Die Transferaktivitäten des ​FC St. Pauli halten sich bislang in Grenzen. Bislang wurden mit Rico Benatelli und Boris Tashchy nur zwei Neuzugänge vorgestellt. Ein paar Kilometer weiter rüstet sich der ​HSV im Kampf um den Aufstieg weiter auf. Grund genug, dass Andreas Bornemann in der Hamburger Morgenpost etwas neidisch zum Rivalen schielt.​


Der HSV verfüge über ganz andere Mittel als St. Pauli. "Beim HSV weiß ich, zu welchen Bedingungen sie Spieler aus ihren Verträgen herausgeholt haben. Das ist bei uns undenkbar bei dem Rahmen, den wir zur Verfügung haben", so der Sportchef der Kiezkicker. Transfers wie die von Ewerton (2 Millionen Euro) oder Leibold (1,8 Millionen Euro) seien für seinen Verein nicht machbar, "vor allem nicht in Verbindung mit den Gehältern."


Jonas Boldt,Dieter Hecking

Der HSV verfügt wohl über die größten finanziellen Mittel der Zweiten Liga


Im Kiez müsse man sich auf andere Arten der Transferverhandlungen einstellen. "Wir tun gut daran, dass wir aktiv immer wieder neue Ideen, Gedanken, neue Spieler, Themen abarbeiten, im Austausch bleiben und versuchen, dran zu bleiben", so Bornemann.

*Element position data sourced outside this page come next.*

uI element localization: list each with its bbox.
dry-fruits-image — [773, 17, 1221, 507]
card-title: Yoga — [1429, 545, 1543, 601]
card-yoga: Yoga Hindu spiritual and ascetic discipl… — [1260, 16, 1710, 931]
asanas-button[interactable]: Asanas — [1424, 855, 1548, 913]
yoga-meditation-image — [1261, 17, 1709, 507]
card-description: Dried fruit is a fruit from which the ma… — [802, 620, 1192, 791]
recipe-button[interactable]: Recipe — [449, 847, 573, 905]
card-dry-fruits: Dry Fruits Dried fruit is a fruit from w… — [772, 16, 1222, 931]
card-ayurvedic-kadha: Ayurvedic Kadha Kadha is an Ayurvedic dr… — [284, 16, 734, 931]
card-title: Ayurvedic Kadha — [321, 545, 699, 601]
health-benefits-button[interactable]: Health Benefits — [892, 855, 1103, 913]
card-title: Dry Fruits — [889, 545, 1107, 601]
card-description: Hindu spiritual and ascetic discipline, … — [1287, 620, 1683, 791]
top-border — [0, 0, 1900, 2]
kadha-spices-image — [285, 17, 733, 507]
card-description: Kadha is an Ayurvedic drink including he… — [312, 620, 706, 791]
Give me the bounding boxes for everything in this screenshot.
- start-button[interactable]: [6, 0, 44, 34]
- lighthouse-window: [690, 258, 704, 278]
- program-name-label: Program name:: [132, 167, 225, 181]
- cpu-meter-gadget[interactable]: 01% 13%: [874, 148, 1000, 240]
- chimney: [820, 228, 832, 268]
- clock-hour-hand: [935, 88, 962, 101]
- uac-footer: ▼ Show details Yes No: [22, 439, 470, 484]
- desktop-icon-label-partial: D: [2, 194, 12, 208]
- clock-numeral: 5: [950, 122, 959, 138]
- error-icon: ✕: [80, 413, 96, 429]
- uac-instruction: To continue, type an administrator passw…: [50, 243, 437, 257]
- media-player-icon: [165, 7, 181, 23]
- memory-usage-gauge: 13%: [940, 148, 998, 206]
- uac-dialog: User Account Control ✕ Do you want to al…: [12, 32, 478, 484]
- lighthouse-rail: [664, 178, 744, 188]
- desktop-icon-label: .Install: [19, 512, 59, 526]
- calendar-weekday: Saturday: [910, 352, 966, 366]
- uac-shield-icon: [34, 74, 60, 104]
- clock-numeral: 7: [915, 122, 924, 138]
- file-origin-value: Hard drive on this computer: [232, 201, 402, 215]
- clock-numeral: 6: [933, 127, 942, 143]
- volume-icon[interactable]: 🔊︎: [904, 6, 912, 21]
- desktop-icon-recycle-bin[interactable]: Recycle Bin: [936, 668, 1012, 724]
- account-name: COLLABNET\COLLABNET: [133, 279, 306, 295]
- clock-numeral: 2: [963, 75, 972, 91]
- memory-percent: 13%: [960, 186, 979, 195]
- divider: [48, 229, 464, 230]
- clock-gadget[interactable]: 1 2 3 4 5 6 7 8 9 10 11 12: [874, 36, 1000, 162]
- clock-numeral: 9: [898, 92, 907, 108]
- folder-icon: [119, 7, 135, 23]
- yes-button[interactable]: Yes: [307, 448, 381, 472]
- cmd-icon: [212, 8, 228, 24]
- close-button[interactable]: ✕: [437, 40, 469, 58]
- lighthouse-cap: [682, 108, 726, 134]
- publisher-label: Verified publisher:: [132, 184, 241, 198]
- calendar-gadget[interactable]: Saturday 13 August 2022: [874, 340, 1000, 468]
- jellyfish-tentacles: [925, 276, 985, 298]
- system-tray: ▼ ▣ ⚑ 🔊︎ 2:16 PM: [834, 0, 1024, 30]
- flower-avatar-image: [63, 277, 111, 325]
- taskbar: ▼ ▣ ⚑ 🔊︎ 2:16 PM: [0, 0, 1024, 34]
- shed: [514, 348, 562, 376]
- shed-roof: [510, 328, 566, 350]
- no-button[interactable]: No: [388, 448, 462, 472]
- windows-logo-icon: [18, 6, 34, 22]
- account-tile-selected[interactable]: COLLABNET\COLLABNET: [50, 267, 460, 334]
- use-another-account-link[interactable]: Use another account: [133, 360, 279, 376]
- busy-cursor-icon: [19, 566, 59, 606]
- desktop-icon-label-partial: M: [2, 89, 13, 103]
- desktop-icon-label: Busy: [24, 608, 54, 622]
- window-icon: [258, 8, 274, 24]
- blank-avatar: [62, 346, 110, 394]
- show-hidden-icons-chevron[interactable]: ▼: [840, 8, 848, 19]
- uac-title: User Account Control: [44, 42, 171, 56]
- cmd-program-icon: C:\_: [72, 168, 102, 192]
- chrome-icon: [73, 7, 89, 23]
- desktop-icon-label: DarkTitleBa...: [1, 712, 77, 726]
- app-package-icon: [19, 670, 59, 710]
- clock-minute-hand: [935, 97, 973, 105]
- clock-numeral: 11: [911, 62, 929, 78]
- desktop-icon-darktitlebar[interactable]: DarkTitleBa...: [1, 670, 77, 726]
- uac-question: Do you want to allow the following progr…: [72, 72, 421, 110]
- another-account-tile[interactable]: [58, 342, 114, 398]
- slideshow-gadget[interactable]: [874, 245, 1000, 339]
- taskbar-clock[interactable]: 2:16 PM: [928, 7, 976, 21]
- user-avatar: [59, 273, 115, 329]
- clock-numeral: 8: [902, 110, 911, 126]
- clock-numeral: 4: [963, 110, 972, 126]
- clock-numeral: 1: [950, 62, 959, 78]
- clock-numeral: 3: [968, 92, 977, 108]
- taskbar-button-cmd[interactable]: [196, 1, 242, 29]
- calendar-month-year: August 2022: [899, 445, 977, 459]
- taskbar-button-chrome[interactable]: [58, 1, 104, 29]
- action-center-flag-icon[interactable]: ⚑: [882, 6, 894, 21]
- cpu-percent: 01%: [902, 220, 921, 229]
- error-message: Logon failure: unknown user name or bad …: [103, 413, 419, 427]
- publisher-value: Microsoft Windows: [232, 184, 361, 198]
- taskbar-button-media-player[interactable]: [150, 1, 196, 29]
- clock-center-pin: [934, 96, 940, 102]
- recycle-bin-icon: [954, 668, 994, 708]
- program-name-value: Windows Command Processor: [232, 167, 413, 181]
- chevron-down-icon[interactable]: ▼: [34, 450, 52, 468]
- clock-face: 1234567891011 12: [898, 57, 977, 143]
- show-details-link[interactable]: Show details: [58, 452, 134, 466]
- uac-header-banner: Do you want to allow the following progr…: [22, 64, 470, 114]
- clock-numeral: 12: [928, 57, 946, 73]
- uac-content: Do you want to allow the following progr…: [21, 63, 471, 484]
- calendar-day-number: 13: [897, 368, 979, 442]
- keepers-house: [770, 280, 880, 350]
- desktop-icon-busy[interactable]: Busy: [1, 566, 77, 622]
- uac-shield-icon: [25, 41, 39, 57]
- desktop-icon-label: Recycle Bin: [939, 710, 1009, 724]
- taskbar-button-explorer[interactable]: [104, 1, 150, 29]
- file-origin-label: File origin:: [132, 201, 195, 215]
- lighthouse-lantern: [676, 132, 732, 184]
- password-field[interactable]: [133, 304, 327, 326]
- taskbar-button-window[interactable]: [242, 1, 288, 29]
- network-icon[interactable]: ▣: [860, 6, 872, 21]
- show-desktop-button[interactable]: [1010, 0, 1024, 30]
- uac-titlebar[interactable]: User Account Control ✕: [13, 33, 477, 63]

Man müsse in der Lage sein, schnell zu reagieren, falls sich etwas ergeben sollte. 


Generell schreibt Bornemann also keine weiteren Transfers ab. Er gibt allerdings zu, dass sich die geringeren finanziellen Kapazitäten deutlich in den Transferverhandlungen abzeichnen. Doch die vergangene Saison des HSV zeigte deutlich, dass Geld nicht alles im Fußball ist, auch wenn sich die Aktivitäten in der Transferphase deutlich unterscheiden.